Human brain contains highly connected regions called “hubs” that are very important for efficient neuronal signaling and communication. In mature individual hubs are constantly found in precuneus, cingulate gyrus, frontal cortex and interior parietal regions. Evidences reveal that because of this highly functional human brain, the hubs support information integration for complex cognitive function. In line with this, abnormal hubs have been implicated to various neurological brain disorders. So the central role of hubs in human brain at the beginning of human life is valuable. Since, it offers insight about the origins of psychiatric and developmental disorders of the human brain at the later life.

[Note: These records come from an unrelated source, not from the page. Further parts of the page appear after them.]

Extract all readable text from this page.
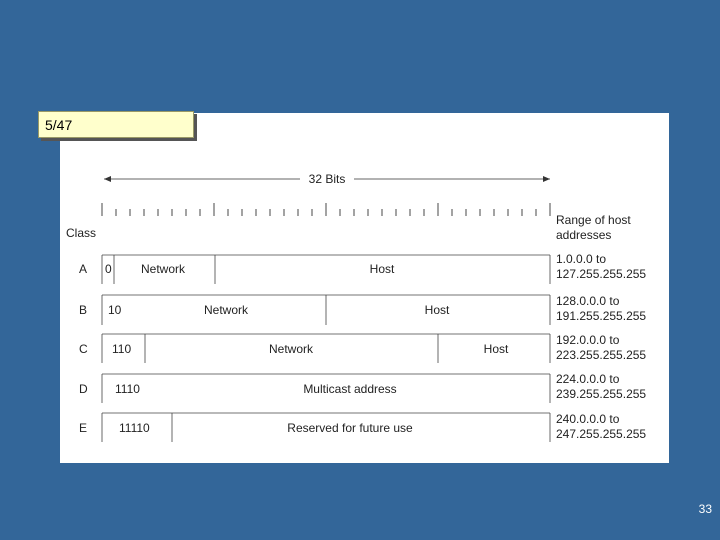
5/47
32 Bits
Class
Range of host
addresses
A 0 Network	Host
1.0.0.0 to
127.255.255.255
B 10	Network	Host
128.0.0.0 to
191.255.255.255
C 110	Network	Host
192.0.0.0 to
223.255.255.255
D 1110	Multicast address
224.0.0.0 to
239.255.255.255
E	11110	Reserved for future use
240.0.0.0 to
247.255.255.255
33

Location of hubs in fetal human brain

Hubs were located in cerebellum, inferior temporal gyrus, angular gyrus, precentral gyrus, primary visual cortex and medial temporal lobe. Several hubs found in sensory and motor brain areas. Overall, more hubs were observed in the left rather than the right hemisphere suggesting asymmetry of hub association. Also hubs found in areas close to adult facial fusiform and homologous areas. Taken together, results suggest that hubs emerge before birth and serves as the important building block in human brain development.


This is the first research study about the functional hubs in human brain prior to birth. It reveals that within the organization of fetal brain there are hubs that are already important for neural efficiency. Particularly in both primary and association brain regions shows centrality in network before birth. The fetal brain network is not wired exclusively for perception but instead, prepare the brain for higher cognitive functioning in later life.


Hence, the network organization of fetal human brain contains hubs that are central to the architectural neural circuitry. Hubs were identified in motor and visual areas as well as in association cortices of the fetal brain. Interestingly, many hubs were localized in cerebellar region supporting the idea that hubs emerge in areas early to myelinate. It is hypothesized that, because of high centrality in network, hub regions generates neural activity that stimulates myelin. Additionally, hubs are significant for global efficiency of the fetal human brain network for higher cognitive functioning and serve as biomarkers for neurodevelopmental disorders.